“What happens to Nannies when they get old?” Bobby asked wonderingly. “What do they do? Where do they go?”
“They go to heaven.” Jean lovingly thumped the green dented hull with her hand. “Just like everybody else.”
“Are Nannies born? Were there always Nannies?” Bobby had begun to conjecture on ultimate cosmic mysteries. “Maybe there was a time before there were Nannies. I wonder what the world was like in the days before Nannies lived.”
“Of course there were always Nannies,” Jean said impatiently. “If there weren’t, where did they come from?”
Bobby couldn’t answer that. He meditated for a time, but presently he became sleepy … he was really too young to solve such problems. His eyelids became heavy and he yawned. Both he and Jean lay on the warm grass by the edge of the lake, watching the sky and the clouds, listening to the wind moving through the grove of cedar trees. Beside them the battered green Nanny rested and recuperated her meager strength.
A little girl came slowly across the field of grass, a pretty child in a blue dress with a bright ribbon in her long dark hair. She was coming toward the lake.
“Look,” Jean said. “There’s Phyllis Casworthy. She has an orange Nanny.”

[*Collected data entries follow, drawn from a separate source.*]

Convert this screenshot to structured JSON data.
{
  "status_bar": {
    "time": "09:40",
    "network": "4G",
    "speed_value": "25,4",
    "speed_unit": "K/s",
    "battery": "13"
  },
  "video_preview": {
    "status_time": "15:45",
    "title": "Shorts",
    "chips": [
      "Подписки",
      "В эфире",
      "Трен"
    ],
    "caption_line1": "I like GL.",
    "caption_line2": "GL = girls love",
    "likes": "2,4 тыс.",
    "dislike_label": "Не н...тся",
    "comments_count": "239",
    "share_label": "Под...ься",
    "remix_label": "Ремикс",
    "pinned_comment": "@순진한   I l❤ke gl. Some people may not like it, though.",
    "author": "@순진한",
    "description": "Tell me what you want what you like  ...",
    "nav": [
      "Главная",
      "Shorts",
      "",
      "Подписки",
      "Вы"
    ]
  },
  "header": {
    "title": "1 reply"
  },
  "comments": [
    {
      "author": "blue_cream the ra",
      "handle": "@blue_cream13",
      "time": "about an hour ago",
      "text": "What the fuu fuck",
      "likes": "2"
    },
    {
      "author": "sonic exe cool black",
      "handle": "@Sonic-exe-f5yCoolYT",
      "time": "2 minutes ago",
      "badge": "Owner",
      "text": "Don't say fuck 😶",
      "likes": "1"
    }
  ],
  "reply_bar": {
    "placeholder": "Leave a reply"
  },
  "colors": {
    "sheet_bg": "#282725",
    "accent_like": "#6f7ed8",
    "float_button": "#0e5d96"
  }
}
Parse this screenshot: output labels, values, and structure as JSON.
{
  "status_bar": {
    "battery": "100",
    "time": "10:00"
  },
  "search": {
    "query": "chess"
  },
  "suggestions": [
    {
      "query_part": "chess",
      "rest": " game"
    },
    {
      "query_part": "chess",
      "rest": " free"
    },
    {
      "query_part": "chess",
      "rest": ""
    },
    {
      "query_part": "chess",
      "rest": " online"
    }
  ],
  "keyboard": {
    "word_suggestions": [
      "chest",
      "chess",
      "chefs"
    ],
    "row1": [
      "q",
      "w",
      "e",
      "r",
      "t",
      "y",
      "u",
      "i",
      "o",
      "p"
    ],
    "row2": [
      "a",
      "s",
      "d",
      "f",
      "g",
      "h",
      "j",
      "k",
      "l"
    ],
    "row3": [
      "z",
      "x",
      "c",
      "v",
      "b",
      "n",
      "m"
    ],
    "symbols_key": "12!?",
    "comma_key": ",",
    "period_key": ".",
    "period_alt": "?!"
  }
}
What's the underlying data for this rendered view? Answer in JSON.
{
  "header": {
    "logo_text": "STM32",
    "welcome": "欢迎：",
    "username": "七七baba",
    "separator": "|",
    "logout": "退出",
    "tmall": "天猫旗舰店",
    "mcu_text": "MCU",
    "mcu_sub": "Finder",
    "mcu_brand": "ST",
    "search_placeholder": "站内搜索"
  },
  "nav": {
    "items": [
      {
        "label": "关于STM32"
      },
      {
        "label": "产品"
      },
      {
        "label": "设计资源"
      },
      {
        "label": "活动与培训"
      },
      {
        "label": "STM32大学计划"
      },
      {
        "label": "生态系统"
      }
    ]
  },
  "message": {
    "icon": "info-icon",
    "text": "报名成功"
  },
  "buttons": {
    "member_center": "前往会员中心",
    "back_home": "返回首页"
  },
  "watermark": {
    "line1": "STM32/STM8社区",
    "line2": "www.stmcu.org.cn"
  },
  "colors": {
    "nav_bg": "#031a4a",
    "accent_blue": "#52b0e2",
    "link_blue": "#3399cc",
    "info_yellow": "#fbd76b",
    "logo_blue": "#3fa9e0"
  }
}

They watched, interested. “Who ever heard of an orange Nanny?” Bobby said, disgusted. The girl and her Nanny crossed the path a short distance down, and reached the edge of the lake. She and her orange Nanny halted, gazing around at the water and the white sails of toy boats, the mechanical fish.
“Her Nanny is bigger than ours,” Jean observed.
“That’s true,” Bobby admitted. He thumped the green side loyally. “But ours is nicer. Isn’t she?”
Their Nanny did not move. Surprised, he turned to look. The green Nanny stood rigid, taut. Its better eye stalk was far out, staring at the orange Nanny fixedly, unwinkingly.